Especificamente, selecionando para fim de entendimento de “estado da arte” de estudos de Psicologia e Favela, realizaram-se buscas no Google Acadêmico, no Portal de Periódicos Capes e SciELO. Os documentos selecionados foram apenas os artigos, modalidade de comunicação científica que costumam apresentar os resultados de pesquisa mais recentes. O período abrangido pela busca foi o compreendido entre 2015 e 2018, período no qual se buscou caracterizar a produção recente no campo.
Os verbetes foram selecionados devido ao fato de este projeto ser realizado por moradores de favela para moradores de favela. A favela é, desta maneira, cenário e palco no qual ocorrem as ações do Vai na Web. Desejou-se, com esta busca, mapear como a academia compreende a favela para saber quais contribuições ela dá para compreender este cenário que traça o campo de interações possíveis de onde ocorre o programa.
A pesquisa em cada uma das referidas bases foi norteada pela associação da expressão “psicologia” com as palavras “favela”, “comunidade” e “periferia”. Assim, a obtenção dos artigos ocorreu por meio do pareamento entre psicologia, e cada uma dessas palavras indicativas de modos de se referenciar as comunidades de classes trabalhadoras lidas como marginais pelo setor público.

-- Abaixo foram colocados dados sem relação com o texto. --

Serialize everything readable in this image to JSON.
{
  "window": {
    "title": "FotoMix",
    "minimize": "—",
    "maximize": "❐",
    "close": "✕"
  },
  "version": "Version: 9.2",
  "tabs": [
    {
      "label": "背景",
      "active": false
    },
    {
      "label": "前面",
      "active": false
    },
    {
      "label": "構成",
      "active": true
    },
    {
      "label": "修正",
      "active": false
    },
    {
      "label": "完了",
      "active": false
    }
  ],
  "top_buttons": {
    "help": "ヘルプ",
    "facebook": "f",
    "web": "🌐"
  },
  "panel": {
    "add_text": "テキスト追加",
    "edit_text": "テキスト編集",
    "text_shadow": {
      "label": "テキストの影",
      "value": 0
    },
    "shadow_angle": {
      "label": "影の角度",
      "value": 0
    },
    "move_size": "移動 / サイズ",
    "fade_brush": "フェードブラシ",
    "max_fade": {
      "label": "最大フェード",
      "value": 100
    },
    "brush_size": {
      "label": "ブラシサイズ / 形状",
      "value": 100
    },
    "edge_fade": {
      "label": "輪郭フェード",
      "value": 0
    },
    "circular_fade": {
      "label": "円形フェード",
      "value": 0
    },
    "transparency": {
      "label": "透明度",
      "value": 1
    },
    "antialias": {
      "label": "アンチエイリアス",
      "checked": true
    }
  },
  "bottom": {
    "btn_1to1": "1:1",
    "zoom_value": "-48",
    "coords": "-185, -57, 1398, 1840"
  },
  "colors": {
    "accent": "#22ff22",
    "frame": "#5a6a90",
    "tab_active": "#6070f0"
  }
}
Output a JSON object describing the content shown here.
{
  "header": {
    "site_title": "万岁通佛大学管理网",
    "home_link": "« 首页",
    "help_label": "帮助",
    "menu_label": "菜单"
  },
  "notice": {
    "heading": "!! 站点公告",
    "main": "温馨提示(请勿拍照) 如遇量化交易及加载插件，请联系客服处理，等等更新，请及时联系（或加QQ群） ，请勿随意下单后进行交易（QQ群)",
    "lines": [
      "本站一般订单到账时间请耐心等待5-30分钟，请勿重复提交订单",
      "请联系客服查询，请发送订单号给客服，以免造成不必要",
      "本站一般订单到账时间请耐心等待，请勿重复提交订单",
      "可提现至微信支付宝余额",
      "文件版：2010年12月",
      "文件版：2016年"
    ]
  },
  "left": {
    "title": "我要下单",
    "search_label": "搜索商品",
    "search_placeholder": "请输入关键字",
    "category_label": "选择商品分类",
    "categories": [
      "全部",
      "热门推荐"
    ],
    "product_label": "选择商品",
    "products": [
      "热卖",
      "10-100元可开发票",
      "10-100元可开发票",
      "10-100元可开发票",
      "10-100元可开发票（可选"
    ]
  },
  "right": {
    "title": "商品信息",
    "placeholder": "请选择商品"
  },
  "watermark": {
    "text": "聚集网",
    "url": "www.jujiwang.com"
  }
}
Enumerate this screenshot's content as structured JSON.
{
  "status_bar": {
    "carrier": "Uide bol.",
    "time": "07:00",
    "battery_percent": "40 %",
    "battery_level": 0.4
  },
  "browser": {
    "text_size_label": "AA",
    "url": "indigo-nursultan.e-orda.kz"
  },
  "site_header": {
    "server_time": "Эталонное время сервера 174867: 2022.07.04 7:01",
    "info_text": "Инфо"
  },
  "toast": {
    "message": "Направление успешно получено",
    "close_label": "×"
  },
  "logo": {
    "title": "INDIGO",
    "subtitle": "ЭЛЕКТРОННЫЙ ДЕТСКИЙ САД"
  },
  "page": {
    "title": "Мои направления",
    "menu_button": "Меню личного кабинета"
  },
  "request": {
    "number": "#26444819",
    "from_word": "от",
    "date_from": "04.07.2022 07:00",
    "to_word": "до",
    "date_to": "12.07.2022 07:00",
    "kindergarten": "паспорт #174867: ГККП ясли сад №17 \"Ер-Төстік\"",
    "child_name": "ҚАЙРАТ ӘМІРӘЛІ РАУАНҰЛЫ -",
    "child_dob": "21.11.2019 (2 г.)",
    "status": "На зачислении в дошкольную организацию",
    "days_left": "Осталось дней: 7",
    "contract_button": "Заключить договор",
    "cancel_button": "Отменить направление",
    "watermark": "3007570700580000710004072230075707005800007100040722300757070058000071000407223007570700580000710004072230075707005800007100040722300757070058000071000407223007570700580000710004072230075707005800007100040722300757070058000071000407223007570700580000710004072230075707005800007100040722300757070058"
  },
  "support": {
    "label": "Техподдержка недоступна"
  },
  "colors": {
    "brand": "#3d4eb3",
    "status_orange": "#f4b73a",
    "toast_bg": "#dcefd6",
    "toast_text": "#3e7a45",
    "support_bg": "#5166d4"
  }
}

Nos sites de busca Google Acadêmico, bem como no Portal de Periódicos Eletrônicos de Psicologia (PePSIC) e no SciELO, predominam-se ainda temáticas de violência, periculosidade e retrato da favela como “comunidade carente”. E uma predominância de trabalhos constituindo intervenção no campo da Psicologia Comunitária. Há, também na Psicologia, uma escassez de trabalhos que abordem a favela a partir do que há de potente, de produção de vida, para além do signo da alteridade, do estigma de “comunidade carente” - e da leitura de “área violenta”.
Lê-se a favela a partir da perspectiva do asfalto. Faz-se necessário mobilizar ferramentas teórico-metodológicas que consigam ler a favela - bem como os fenômenos que nela ocorrem - a partir de sua óptica própria. O método da cartografia parece interessante nesta tarefa, por estar interessado em acompanhar os processos existentes, em vez de retratar e catalogar. Com este método, nesta intervenção, buscou-se utilizar os estudos em políticas da cognição, utilizados nesta intervenção como ferramentas de análise e ponto de partida para o percurso desta cartografia.
2.2. Cartografando políticas cognitivas
Esta expressão tem sido encontrada na literatura científica para sinalizar uma distinção entre um modelo de cognição enquanto representação de um mundo preexistente, e um modelo de cognição enquanto processo de invenção de si e do mundo (KASTRUP, TEDESCO; PASSOS, 2008KASTRUP, Virgínia; TEDESCO, Silvia; PASSOS, Eduardo. Introdução. In: KASTRUP, Virgínia; TEDESCO, Silvia; PASSOS, Eduardo. Políticas da Cognição. Porto Alegre: Sulina, 2008. p. 9-17.). Modelos estes que, para além de distintos modelos teóricos, são também dois modos distintos de existir no mundo, de estabelecer relação consigo próprio, e com a própria atividade de conhecer. A Política de Cognição abrange, portanto, um conjunto de posturas em relação ao mundo e a si mesmo, bem como ao conhecimento e ao processo de conhecer - ocasionando, portanto, práticas que têm efeito concreto no cotidiano.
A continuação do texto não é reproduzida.